Where did you take those measurements? My first guess would be what you thought was C phase was actually a splice off A phase. Nicked wires causing A and C phases to short would cause a bolted fault and would not manifest as 0V A-C.
 
agree above. Where were the measurement ps taken?
what you have measured was two lines from the three phase.
 
Yeah, either you are not measuring what you think you are or two conductors are connected to the same phase. If the wiring were damaged you would not have gotten those voltages and the building might be on fire.
 
Measurements at the MDP were correct, Measurements at the subpanel 200ft away is were the odd voltages were. There is no splices, straight from MDP to subpanel. The conductors are colored B,O,Y,Grey so no way they can be crossed anywhere. Checked another subpanel and elevator and all is good.
 
Measurements at the MDP were correct, Measurements at the subpanel 200ft away is were the odd voltages were. There is no splices, straight from MDP to subpanel. The conductors are colored B,O,Y,Grey so no way they can be crossed anywhere. Checked another subpanel and elevator and all is good.
Are you seeing the missing voltage all of the time, or only wile under load?

It's possible there is a bad connection between a wire and its lug. Check voltages on the wires themselves.

Check for any voltage between each wire and its lug (aka fall-of-potential), while under load of some kind.
 
Yes. Missing voltage all the time, even pulled out of breaker inspected, then checked breaker with no wires in it at MDP and all good. Tested wire (not lugs) on subpanel side and same. Under load made 0 difference. Even tried 2 different meters
 
Yes. Missing voltage all the time, even pulled out of breaker inspected, then checked breaker with no wires in it at MDP and all good. Tested wire (not lugs) on subpanel side and same. Under load made 0 difference. Even tried 2 different meters
If you have voltage at one end of a wire, and no voltage at the other end of the same wire, then it cannot be the same wire; there must be a break somewhere.

Just to prove it to myself, I would next try to measure the voltage at both ends of the wire in question, perhaps with a long piece of wire for your meter or tester.
 
Yes. Missing voltage all the time, even pulled out of breaker inspected, then checked breaker with no wires in it at MDP and all good. Tested wire (not lugs) on subpanel side and same. Under load made 0 difference. Even tried 2 different meters
Somehow they are messed up in the MDP, IMO. Check the voltages P-P at the MDP on the actual breaker feeding the sub panel.
 
As stated above I did take conductors out of breaker, turned breaker on and tested at MDP and all was good. It's the same wires from MDP to subpanel. I have even rang them out A to ground B to ground C to ground
If that’s good then a junction somewhere in the 200’ run made up wrong.🤔
 
So now you have a supposedly unused wire in the pipe.

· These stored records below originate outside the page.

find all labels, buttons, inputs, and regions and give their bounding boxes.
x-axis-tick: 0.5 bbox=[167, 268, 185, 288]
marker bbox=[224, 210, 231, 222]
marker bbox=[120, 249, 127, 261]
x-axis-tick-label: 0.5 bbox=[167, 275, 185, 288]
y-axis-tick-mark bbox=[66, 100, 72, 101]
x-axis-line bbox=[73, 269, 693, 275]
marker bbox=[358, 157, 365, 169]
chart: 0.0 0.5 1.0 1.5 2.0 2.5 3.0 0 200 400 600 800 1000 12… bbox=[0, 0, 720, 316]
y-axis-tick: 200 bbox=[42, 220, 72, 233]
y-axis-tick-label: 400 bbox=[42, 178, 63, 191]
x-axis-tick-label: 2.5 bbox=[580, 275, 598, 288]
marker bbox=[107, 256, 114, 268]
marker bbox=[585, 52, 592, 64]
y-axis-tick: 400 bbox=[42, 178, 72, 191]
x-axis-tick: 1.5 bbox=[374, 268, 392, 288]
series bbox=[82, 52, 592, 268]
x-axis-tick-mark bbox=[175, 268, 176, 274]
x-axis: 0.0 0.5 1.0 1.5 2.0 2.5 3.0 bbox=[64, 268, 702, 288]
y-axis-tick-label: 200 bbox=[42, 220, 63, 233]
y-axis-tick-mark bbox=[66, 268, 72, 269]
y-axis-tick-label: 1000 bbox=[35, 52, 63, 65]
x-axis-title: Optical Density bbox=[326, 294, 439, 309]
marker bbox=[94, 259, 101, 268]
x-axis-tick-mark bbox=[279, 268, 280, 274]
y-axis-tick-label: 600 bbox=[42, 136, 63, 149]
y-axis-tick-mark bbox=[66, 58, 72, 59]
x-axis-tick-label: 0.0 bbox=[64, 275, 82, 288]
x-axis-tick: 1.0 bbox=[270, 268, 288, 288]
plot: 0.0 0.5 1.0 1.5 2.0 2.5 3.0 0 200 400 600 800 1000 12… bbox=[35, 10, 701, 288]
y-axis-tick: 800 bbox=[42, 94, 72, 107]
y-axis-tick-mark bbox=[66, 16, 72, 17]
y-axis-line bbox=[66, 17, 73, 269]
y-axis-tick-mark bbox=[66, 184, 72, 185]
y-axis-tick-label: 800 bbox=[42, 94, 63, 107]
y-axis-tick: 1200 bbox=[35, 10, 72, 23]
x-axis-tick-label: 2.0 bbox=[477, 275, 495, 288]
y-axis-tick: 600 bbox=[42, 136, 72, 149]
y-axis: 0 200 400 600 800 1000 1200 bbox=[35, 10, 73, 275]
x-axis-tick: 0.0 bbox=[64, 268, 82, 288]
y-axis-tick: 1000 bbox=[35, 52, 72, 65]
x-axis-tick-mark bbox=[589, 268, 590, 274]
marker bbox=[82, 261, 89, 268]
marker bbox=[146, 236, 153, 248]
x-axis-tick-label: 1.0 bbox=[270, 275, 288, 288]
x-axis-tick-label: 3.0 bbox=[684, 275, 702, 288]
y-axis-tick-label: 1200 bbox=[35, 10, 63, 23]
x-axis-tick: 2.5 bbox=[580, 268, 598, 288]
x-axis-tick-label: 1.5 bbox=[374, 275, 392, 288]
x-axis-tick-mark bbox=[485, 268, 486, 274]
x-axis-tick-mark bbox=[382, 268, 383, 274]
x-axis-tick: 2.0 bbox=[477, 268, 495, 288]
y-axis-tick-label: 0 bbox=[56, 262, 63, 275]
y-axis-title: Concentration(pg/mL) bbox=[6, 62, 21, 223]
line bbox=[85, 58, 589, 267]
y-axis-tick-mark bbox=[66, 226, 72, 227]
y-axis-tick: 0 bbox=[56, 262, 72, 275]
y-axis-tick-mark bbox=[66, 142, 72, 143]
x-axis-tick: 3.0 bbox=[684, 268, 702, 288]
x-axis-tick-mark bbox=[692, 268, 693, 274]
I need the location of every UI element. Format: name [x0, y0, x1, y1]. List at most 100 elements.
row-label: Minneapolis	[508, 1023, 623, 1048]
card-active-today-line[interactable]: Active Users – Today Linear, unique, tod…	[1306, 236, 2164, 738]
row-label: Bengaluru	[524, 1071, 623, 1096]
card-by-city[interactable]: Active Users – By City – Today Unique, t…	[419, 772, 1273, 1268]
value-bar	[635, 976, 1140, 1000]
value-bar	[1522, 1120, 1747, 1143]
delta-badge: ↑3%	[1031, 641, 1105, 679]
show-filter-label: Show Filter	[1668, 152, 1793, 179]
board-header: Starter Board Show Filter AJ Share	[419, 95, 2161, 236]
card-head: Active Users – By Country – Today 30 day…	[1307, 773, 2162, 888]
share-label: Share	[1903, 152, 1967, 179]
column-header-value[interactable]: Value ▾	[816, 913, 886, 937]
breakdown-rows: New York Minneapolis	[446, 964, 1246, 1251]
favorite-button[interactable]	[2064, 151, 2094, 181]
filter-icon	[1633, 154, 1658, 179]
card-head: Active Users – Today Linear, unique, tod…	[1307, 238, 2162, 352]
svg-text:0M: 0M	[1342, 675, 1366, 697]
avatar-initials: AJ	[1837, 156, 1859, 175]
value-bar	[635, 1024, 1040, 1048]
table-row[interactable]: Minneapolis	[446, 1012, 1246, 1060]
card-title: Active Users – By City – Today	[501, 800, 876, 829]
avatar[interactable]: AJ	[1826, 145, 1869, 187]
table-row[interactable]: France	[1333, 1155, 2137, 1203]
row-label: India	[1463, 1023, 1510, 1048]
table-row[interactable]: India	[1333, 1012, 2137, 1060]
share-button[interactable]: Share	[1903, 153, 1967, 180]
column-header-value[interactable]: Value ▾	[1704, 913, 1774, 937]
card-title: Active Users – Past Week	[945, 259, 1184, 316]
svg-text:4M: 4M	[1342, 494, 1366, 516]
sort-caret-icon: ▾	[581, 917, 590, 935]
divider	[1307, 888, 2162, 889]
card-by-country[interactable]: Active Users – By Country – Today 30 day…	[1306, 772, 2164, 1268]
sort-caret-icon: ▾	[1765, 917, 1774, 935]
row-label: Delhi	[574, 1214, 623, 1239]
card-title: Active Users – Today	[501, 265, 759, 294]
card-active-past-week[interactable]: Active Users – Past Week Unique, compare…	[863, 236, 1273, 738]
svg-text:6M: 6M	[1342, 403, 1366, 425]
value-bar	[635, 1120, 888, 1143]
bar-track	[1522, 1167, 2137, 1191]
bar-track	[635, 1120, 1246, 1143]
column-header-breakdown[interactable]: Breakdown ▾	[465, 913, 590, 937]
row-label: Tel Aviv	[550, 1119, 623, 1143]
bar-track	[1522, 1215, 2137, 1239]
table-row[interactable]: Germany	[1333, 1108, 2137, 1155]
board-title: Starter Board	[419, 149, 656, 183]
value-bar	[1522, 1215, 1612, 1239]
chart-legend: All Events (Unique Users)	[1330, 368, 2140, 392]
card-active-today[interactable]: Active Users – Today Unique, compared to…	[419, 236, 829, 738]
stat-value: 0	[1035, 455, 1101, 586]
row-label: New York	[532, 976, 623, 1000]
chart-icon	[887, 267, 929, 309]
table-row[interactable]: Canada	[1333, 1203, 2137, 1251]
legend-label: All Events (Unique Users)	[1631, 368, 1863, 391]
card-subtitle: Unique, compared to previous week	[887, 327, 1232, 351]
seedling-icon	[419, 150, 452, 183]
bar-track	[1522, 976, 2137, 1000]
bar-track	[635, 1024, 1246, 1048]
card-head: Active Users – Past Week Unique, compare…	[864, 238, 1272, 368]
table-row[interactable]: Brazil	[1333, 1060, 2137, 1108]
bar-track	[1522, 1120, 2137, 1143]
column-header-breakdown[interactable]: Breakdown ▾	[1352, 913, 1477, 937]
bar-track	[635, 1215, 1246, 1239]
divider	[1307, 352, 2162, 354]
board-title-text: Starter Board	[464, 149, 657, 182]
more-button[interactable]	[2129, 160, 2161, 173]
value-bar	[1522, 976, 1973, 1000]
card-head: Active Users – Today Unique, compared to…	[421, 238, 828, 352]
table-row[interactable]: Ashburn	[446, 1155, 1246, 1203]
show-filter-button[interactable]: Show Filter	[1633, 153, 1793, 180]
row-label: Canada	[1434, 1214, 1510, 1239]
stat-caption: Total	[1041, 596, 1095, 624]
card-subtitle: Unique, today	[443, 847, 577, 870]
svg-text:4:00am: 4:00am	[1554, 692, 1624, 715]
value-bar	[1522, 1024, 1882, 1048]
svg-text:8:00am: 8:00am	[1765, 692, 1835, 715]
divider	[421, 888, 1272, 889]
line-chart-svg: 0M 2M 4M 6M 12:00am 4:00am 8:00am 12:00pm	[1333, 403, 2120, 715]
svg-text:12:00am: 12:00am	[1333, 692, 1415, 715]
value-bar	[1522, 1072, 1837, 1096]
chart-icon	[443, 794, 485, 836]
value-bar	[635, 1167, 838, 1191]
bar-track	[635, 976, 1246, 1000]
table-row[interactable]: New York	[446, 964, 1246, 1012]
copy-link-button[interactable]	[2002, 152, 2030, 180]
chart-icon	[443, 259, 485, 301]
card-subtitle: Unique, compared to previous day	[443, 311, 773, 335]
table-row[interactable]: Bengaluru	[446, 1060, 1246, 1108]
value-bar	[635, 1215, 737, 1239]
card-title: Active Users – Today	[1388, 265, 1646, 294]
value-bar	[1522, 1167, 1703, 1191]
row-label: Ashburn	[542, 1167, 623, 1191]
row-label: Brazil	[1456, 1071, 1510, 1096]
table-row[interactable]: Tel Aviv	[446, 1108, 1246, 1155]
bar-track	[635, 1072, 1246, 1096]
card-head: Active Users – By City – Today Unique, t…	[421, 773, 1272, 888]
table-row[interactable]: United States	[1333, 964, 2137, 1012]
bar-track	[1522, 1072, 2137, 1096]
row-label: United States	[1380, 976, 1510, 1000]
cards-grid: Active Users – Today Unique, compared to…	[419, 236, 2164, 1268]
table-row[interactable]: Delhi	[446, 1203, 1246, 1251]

I'd suggest measuring the voltages between this 'unused' wire and the connected phases, and all phases (including unused) to ground.

Jon
 
Somehow it was phase A energizing C. It could have been a break in the C wire, with the C wire getting inductivly coupled to the properly energized A wire.

With the change in connections, what voltage did you measure on the 'unused' wire?